MOSSAD bütün tuşlara aynı anda basıyor

Gazze'nin İsrail'e maliyeti katlettiği Filistinlilerden çok daha fazla oldu, olacak.

7 Ekim İsrail için tam bir dönüm noktası oldu.

Yahudi soykırımının doğurduğu mağduriyetin sonuna gelindi.

İsrail'in, Nazilerden daha gaddar, daha ırkçı, daha soykırımcı fanatik bir devlet olduğu bütün dünyanın gözleri önüne serildi.

İsrail'in imajı, bir terör devleti olarak, daha önemlisi, çocuk katili bir devlet olarak dünya kamuoyunun zihnine yerleşti.

Güney Afrika'nın başvurusu üzerine, Türkiye'nin sunduğu delillere dayanarak; İsrail devleti, Uluslararası Adalet Divanı tarafından soykırım suçlusu olarak sanık kürsüsüne oturtularak yargılanacak.

Gazze'de ise işler hiç iyi gitmiyor; İsrail ordusu şehir savaşında tarihinin en büyük kayıplarını verdi. Türkiye'nin ağırlığını koymasıyla Filistin devletinin kuruluşu artık ertelenemez bir hal aldı. Kısacası 7 Ekim, İsrail'de büyük sarsıntı yaratarak beka endişesi doğurdu. Amerikan himayesi olmasa İsrail diye bir devletin geleceğinin olmayacağı iyice ortaya çıktı.

İsrail dış politika doktrinini iyi anlamak gerekiyor; İsrail devletinin varlığı etraftaki devletleri dizayn etmesine sıkı sıkıya bağlı. Komşu devletleri, bu coğrafyayı denetim altına almadan İsrail'in varlığını sürdürmesi mümkün değil.

Bu açıdan bakıldığında Ortadoğu'nun sürekli ameliyat masasında tutulmasının sebebi de daha net anlaşılır.

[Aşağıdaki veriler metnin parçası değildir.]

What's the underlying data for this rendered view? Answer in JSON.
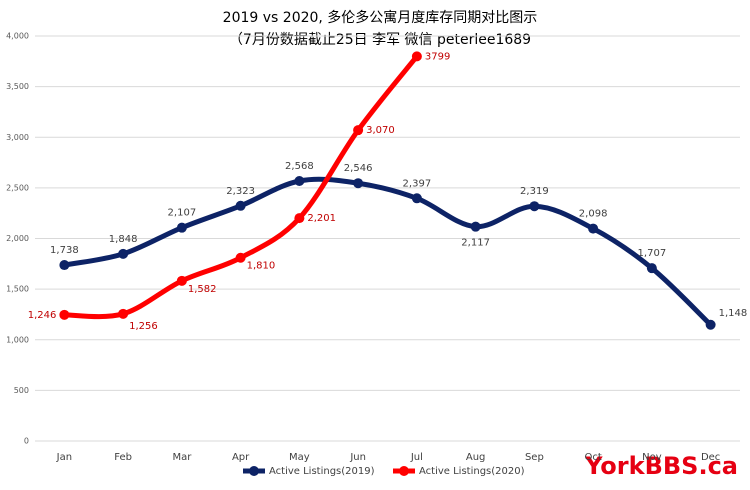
{
  "chart_data": {
    "type": "line",
    "title": "2019 vs 2020, 多伦多公寓月度库存同期对比图示",
    "subtitle": "（7月份数据截止25日 李军  微信 peterlee1689",
    "watermark": "YorkBBS.ca",
    "categories": [
      "Jan",
      "Feb",
      "Mar",
      "Apr",
      "May",
      "Jun",
      "Jul",
      "Aug",
      "Sep",
      "Oct",
      "Nov",
      "Dec"
    ],
    "series": [
      {
        "name": "Active Listings(2019)",
        "color": "#0d2366",
        "values": [
          1738,
          1848,
          2107,
          2323,
          2568,
          2546,
          2397,
          2117,
          2319,
          2098,
          1707,
          1148
        ],
        "value_labels": [
          "1,738",
          "1,848",
          "2,107",
          "2,323",
          "2,568",
          "2,546",
          "2,397",
          "2,117",
          "2,319",
          "2,098",
          "1,707",
          "1,148"
        ]
      },
      {
        "name": "Active Listings(2020)",
        "color": "#ff0000",
        "values": [
          1246,
          1256,
          1582,
          1810,
          2201,
          3070,
          3799,
          null,
          null,
          null,
          null,
          null
        ],
        "value_labels": [
          "1,246",
          "1,256",
          "1,582",
          "1,810",
          "2,201",
          "3,070",
          "3799",
          null,
          null,
          null,
          null,
          null
        ]
      }
    ],
    "ylim": [
      0,
      4000
    ],
    "yticks": [
      0,
      500,
      {
        "value": 1000,
        "label": "1,000"
      },
      {
        "value": 1500,
        "label": "1,500"
      },
      {
        "value": 2000,
        "label": "2,000"
      },
      {
        "value": 2500,
        "label": "2,500"
      },
      {
        "value": 3000,
        "label": "3,000"
      },
      {
        "value": 3500,
        "label": "3,500"
      },
      {
        "value": 4000,
        "label": "4,000"
      }
    ],
    "grid": true,
    "legend": "bottom"
  }
}
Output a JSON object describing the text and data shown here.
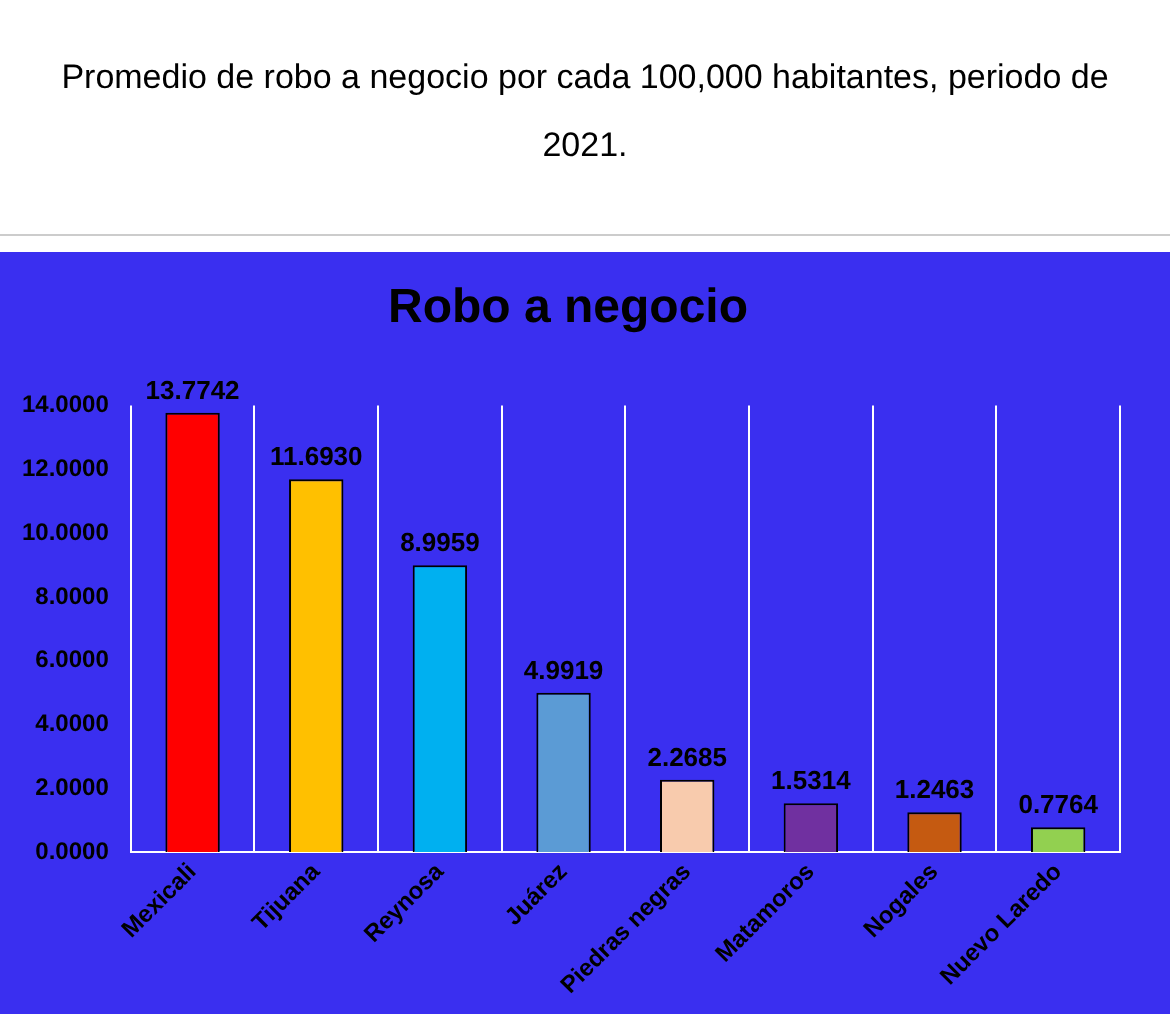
{
  "chart_data": {
    "type": "bar",
    "title": "Robo a negocio",
    "subtitle": "Promedio de robo a negocio por cada 100,000 habitantes, periodo de 2021.",
    "categories": [
      "Mexicali",
      "Tijuana",
      "Reynosa",
      "Juárez",
      "Piedras negras",
      "Matamoros",
      "Nogales",
      "Nuevo Laredo"
    ],
    "values": [
      13.7742,
      11.693,
      8.9959,
      4.9919,
      2.2685,
      1.5314,
      1.2463,
      0.7764
    ],
    "value_labels": [
      "13.7742",
      "11.6930",
      "8.9959",
      "4.9919",
      "2.2685",
      "1.5314",
      "1.2463",
      "0.7764"
    ],
    "colors": [
      "#ff0000",
      "#ffc000",
      "#00b0f0",
      "#5b9bd5",
      "#f8cbad",
      "#7030a0",
      "#c55a11",
      "#92d050"
    ],
    "ylim": [
      0,
      14
    ],
    "yticks": [
      {
        "value": 0,
        "label": "0.0000"
      },
      {
        "value": 2,
        "label": "2.0000"
      },
      {
        "value": 4,
        "label": "4.0000"
      },
      {
        "value": 6,
        "label": "6.0000"
      },
      {
        "value": 8,
        "label": "8.0000"
      },
      {
        "value": 10,
        "label": "10.0000"
      },
      {
        "value": 12,
        "label": "12.0000"
      },
      {
        "value": 14,
        "label": "14.0000"
      }
    ],
    "grid": "x",
    "legend": false
  }
}
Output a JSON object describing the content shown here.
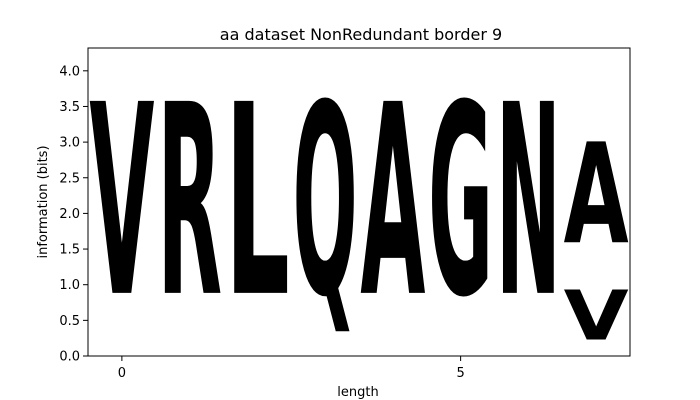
{
  "chart_data": {
    "type": "sequence-logo",
    "title": "aa dataset NonRedundant border 9",
    "xlabel": "length",
    "ylabel": "information (bits)",
    "xlim": [
      -0.5,
      7.5
    ],
    "ylim": [
      0,
      4.32
    ],
    "xticks": [
      0,
      5
    ],
    "yticks": [
      0.0,
      0.5,
      1.0,
      1.5,
      2.0,
      2.5,
      3.0,
      3.5,
      4.0
    ],
    "grid": false,
    "positions": [
      {
        "x": 0,
        "stack": [
          {
            "letter": "V",
            "height": 4.32,
            "color": "#000000"
          }
        ]
      },
      {
        "x": 1,
        "stack": [
          {
            "letter": "R",
            "height": 4.32,
            "color": "#0b1ac4"
          }
        ]
      },
      {
        "x": 2,
        "stack": [
          {
            "letter": "L",
            "height": 4.32,
            "color": "#000000"
          }
        ]
      },
      {
        "x": 3,
        "stack": [
          {
            "letter": "Q",
            "height": 4.32,
            "color": "#d21fbf"
          }
        ]
      },
      {
        "x": 4,
        "stack": [
          {
            "letter": "A",
            "height": 4.32,
            "color": "#000000"
          }
        ]
      },
      {
        "x": 5,
        "stack": [
          {
            "letter": "G",
            "height": 4.32,
            "color": "#22d42f"
          }
        ]
      },
      {
        "x": 6,
        "stack": [
          {
            "letter": "N",
            "height": 4.32,
            "color": "#d21fbf"
          }
        ]
      },
      {
        "x": 7,
        "stack": [
          {
            "letter": "V",
            "height": 1.13,
            "color": "#000000"
          },
          {
            "letter": "A",
            "height": 2.27,
            "color": "#000000"
          }
        ]
      }
    ]
  }
}
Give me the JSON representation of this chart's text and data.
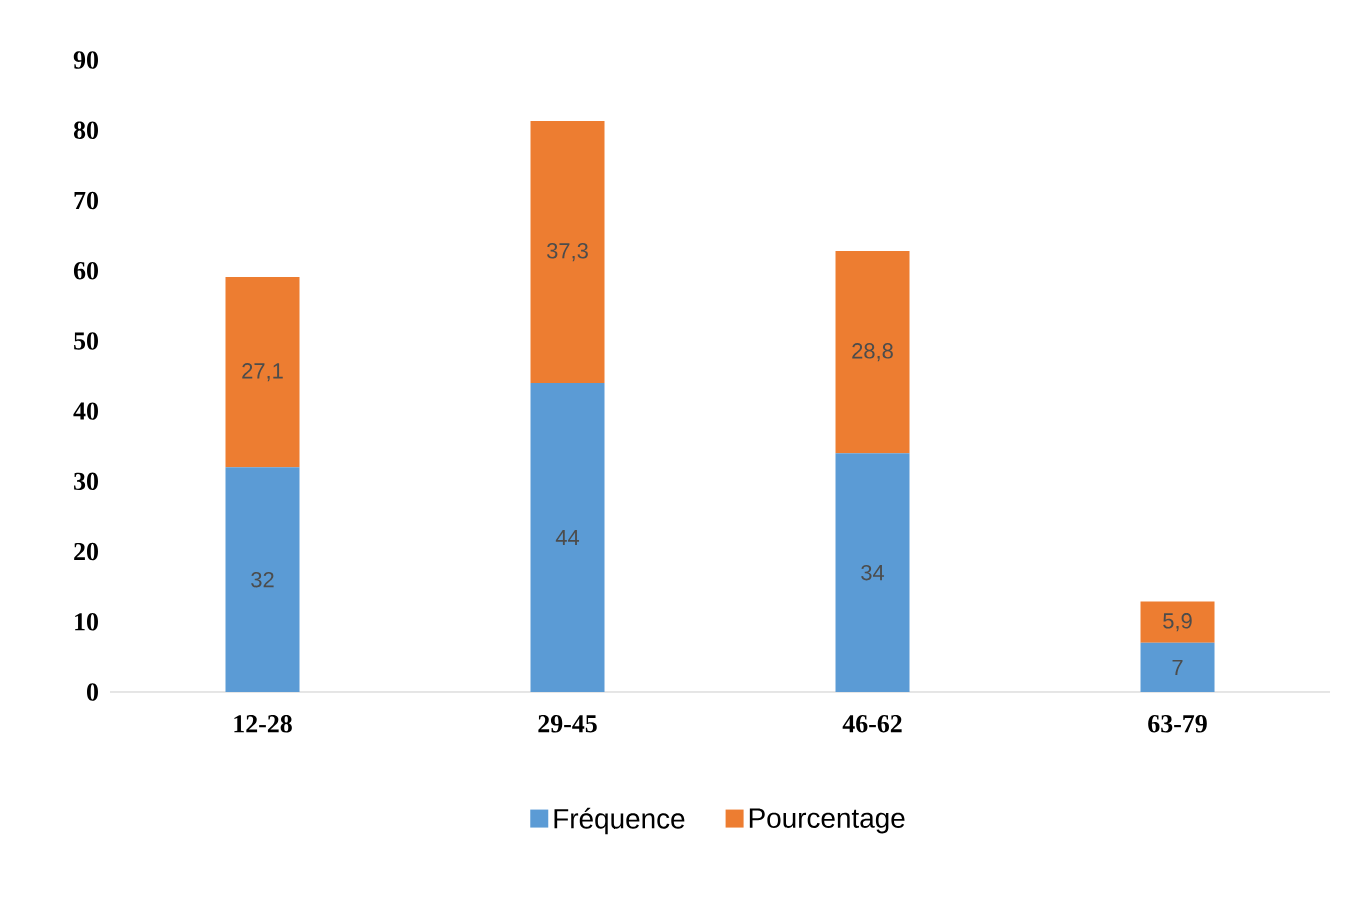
{
  "chart_data": {
    "type": "bar",
    "stacked": true,
    "categories": [
      "12-28",
      "29-45",
      "46-62",
      "63-79"
    ],
    "series": [
      {
        "name": "Fréquence",
        "color": "#5b9bd5",
        "values": [
          32,
          44,
          34,
          7
        ],
        "value_labels": [
          "32",
          "44",
          "34",
          "7"
        ]
      },
      {
        "name": "Pourcentage",
        "color": "#ed7d31",
        "values": [
          27.1,
          37.3,
          28.8,
          5.9
        ],
        "value_labels": [
          "27,1",
          "37,3",
          "28,8",
          "5,9"
        ]
      }
    ],
    "ylim": [
      0,
      90
    ],
    "yticks": [
      0,
      10,
      20,
      30,
      40,
      50,
      60,
      70,
      80,
      90
    ],
    "grid": false,
    "legend": "bottom"
  }
}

Bölgedeki Amerikan işgalinin nedenleri daha iyi görülür.

Türkiye'de 7 Ekim'den sonra peş peşe patlayan bombaları, terör saldırılarını bu resme bakarak okumalıyız.

ABD ve İsrail'in Türkiye'yi siyasi olarak dizayn etme hesapları 14-28 Mayıs'ta suya düşünce terör kartı yeniden ele alındı. 7 Ekim, İsrail'in Türkiye'ye karşı terör kartını açıktan ve sonuna kadar kullandığı bir dönemi başlattı.